Dale unveiled the plan during a recent Township Council meeting.
According to the plan, which seeks to increase the number of businesses in the community within the restrictions of the Highlands Council, an estimated $92 million in new ratables would need to come into the township in order to decrease the average property tax of around $9,900 by $1,000.
Dale pointed out that the largest number of taxpayers fall below the town’s average assessment of $242,000.
The Highlands Council was developed to protect the watershed in the region which feeds Newark and bigger cities.
The regulations, however, severely restrict development in the protected area, which includes all of West Milford.
Dale said the plan she wants to implement would take a different tack than simply being adversarial with the council, and would instead seek a way to work within the restrictions that will still see the community grow over the long term.
Her plan would use Highlands Council funding to study several economic aspects of the community including what types of businesses would be allowed and what types of businesses the residents want.
In addition to this information, the study would also compile a business inventory.
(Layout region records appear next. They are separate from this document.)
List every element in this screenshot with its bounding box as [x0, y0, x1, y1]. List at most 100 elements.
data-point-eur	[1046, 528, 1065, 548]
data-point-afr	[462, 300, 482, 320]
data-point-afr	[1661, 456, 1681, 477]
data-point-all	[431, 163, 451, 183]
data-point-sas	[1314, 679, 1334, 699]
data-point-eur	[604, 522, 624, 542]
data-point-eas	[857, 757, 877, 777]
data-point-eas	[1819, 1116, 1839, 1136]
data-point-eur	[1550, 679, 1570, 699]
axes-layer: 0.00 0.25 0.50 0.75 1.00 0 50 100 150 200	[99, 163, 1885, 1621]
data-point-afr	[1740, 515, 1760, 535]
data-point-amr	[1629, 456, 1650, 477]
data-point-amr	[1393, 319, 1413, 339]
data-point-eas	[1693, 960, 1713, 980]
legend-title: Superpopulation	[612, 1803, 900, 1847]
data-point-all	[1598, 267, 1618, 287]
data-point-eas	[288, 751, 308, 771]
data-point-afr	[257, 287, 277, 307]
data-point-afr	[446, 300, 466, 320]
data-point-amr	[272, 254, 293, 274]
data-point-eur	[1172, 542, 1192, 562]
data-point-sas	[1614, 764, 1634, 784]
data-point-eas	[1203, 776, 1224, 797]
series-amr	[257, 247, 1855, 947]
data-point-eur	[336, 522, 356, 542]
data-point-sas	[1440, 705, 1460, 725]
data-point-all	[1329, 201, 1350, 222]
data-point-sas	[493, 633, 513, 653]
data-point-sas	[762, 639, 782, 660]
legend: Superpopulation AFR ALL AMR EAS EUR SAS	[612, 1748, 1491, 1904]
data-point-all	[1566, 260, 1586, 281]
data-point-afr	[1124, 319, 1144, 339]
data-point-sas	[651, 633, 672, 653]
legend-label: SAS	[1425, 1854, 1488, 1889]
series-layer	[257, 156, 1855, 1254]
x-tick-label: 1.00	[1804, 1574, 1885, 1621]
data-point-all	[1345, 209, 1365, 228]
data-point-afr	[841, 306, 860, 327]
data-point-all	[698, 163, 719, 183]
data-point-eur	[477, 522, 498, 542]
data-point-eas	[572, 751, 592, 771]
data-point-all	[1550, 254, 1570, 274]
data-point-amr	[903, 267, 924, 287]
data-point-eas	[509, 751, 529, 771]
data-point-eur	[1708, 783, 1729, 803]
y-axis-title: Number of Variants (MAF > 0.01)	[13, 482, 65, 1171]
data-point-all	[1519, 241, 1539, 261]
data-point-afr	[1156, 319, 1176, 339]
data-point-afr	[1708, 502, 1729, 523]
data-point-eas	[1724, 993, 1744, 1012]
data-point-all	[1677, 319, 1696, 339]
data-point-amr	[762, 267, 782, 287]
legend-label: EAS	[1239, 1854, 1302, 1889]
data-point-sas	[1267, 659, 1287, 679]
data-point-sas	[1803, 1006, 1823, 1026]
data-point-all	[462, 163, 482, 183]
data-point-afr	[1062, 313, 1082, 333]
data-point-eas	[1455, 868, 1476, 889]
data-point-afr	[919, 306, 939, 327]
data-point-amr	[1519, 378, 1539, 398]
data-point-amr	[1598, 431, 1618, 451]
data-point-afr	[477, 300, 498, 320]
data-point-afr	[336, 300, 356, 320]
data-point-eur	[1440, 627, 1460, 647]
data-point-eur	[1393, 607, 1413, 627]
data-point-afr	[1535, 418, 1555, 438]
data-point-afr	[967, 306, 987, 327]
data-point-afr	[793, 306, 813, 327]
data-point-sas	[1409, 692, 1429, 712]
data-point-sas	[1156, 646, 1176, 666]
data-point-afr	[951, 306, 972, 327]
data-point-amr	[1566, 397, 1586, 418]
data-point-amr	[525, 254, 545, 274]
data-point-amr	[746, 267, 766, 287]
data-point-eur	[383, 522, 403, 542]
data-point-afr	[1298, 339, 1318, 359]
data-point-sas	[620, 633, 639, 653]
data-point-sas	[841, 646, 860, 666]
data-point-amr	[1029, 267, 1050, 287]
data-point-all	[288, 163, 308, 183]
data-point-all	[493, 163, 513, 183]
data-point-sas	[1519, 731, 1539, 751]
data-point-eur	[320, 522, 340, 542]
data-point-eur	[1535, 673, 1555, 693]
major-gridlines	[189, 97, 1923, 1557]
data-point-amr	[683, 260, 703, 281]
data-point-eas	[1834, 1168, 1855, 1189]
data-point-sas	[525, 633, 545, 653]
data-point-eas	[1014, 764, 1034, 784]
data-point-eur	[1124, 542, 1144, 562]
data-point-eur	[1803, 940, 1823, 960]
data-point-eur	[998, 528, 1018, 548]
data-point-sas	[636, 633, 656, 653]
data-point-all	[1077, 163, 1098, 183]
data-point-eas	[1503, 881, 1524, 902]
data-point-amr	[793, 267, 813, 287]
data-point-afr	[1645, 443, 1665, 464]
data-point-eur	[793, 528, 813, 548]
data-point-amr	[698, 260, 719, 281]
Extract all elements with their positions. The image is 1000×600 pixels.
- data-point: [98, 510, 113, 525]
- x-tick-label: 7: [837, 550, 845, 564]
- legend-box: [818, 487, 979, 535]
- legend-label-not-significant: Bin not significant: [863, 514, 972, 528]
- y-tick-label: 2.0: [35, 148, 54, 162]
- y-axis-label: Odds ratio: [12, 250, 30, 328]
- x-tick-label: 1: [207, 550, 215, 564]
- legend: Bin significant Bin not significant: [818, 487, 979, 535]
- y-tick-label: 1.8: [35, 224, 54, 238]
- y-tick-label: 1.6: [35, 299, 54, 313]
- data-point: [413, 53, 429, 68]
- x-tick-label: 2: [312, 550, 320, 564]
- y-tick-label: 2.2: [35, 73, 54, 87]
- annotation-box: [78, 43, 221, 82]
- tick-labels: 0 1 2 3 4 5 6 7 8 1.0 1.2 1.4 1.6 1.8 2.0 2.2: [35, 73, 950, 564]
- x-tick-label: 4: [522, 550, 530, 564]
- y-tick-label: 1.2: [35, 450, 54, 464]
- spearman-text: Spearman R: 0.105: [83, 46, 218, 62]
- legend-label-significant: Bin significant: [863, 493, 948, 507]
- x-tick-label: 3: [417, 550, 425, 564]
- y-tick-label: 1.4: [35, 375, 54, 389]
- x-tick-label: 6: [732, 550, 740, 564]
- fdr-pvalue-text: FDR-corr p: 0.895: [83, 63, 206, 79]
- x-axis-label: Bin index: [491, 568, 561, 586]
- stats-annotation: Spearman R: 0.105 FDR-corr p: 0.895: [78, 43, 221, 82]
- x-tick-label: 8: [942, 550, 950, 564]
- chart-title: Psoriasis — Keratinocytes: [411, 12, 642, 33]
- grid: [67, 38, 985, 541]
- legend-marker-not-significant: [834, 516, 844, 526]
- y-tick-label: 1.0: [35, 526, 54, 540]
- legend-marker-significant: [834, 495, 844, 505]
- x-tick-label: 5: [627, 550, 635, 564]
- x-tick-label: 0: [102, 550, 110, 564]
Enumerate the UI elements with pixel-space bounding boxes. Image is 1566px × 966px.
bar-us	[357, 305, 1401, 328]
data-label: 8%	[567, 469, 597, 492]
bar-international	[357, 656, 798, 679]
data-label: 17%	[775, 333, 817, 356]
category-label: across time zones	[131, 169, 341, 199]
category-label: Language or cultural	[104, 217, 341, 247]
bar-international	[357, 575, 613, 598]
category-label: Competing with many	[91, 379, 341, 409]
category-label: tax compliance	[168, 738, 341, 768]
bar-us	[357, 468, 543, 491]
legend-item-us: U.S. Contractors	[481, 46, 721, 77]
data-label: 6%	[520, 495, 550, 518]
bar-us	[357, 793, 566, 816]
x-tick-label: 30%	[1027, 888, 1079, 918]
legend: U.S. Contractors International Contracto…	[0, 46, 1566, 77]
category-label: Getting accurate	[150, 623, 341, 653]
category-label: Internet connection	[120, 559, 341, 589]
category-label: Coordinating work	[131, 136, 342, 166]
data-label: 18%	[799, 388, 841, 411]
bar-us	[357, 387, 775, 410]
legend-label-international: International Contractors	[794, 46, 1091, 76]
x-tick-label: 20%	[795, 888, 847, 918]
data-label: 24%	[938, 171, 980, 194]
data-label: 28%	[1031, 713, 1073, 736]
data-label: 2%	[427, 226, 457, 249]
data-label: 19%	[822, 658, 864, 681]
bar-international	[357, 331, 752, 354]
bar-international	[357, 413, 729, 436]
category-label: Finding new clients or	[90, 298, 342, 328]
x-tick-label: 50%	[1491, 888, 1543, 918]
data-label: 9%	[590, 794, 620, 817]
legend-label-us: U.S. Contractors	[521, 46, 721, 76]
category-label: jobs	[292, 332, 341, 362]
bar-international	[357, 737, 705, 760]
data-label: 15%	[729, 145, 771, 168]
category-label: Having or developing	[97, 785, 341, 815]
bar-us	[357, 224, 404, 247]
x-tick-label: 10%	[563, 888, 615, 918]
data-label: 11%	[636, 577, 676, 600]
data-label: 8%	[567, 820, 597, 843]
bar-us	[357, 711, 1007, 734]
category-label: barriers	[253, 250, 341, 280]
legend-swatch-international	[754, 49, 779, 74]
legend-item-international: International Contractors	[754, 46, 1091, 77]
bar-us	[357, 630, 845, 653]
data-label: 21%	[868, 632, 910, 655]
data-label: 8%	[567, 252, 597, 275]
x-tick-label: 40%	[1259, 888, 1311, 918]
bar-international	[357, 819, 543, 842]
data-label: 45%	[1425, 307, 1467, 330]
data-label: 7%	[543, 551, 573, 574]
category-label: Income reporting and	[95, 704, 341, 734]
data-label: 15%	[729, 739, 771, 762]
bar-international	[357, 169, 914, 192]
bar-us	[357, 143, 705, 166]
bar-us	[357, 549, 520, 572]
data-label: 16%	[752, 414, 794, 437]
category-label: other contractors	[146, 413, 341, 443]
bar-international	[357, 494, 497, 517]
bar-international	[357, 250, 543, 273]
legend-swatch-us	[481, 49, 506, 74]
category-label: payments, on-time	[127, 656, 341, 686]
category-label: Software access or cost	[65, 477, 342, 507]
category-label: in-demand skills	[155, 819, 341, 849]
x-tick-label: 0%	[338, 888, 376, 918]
Dale said this information would be helpful to realtors and commercial property owners as they shop their holdings to potential businesses.
She said the study could cost around $50,000, but that would be paid in cooperation with the Highlands Council and would not cost local taxpayers anything.
Council members including Peter McGuiness and Lou Signorino said they supported the study as long as it is free for the township to conduct.
Both also said that parts of Dale’s plan had been tried in the past, but on a more “piecemeal” basis.
Dale said she wants the study to be completed and presented to the governing body and public by the end of the year.